The output of understanding is a durable map of the system, not a plan that gets thrown away after one task. See the [agent workflow guide](docs/guides/agent-workflow.md) for how this works inside Claude Code, Cursor, and other agents.

---

## How DOG relates to other specs

DOG does not replace your existing specs. It connects them.

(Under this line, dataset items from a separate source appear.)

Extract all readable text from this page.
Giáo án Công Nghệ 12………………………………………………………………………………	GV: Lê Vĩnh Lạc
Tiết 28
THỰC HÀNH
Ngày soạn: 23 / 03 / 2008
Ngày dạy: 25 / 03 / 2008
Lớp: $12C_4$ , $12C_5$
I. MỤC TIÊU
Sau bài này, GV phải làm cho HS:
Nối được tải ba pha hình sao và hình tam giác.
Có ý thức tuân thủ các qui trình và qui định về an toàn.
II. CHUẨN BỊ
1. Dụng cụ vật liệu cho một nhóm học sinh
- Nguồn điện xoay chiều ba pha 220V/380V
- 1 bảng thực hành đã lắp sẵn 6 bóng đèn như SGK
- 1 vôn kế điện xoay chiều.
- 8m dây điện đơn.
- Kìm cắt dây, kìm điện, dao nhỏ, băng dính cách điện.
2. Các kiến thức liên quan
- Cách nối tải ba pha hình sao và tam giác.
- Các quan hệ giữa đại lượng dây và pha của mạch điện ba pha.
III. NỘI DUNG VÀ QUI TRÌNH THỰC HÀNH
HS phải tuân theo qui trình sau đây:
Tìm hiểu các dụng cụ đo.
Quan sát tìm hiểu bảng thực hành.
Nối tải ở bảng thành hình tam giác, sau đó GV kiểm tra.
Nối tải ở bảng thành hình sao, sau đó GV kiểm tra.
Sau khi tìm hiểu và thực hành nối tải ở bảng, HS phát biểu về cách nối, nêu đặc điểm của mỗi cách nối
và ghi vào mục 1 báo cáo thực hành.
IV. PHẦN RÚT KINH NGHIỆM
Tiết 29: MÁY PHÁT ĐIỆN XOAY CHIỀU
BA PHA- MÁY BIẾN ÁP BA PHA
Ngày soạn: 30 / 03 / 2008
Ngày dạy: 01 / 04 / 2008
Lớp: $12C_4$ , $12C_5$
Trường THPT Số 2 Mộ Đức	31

| You already have                | DOG's role                                                              |
| ------------------------------- | ----------------------------------------------------------------------- |
| Gherkin / BDD scenarios         | Describes the durable concept graph around those behavior examples.    |
| OpenAPI / AsyncAPI contracts    | Connects API and event contracts to actors, behaviors, and data.       |
| C4 diagrams                     | Provides a queryable, lintable concept map instead of static visuals.  |
| ADRs                            | ADRs explain *why*. DOG describes what the system currently *means*.   |
| Spec Kit / Kiro feature specs   | Concept diffs that survive implementation, instead of disposable plans. |

See [comparisons](docs/guides/comparisons.md) for the full picture.

---

## Does it actually work?

A controlled eval against the [`crates/warp_cli`](https://github.com/warpdotdev/warp/tree/main/crates/warp_cli) subsystem of [warpdotdev/warp](https://github.com/warpdotdev/warp): same agent (`claude-sonnet-4-6`), 5 information-retrieval tasks, 3 trials per condition. Condition A gets warp source only; condition B adds an authored DOG docset and the dog skill.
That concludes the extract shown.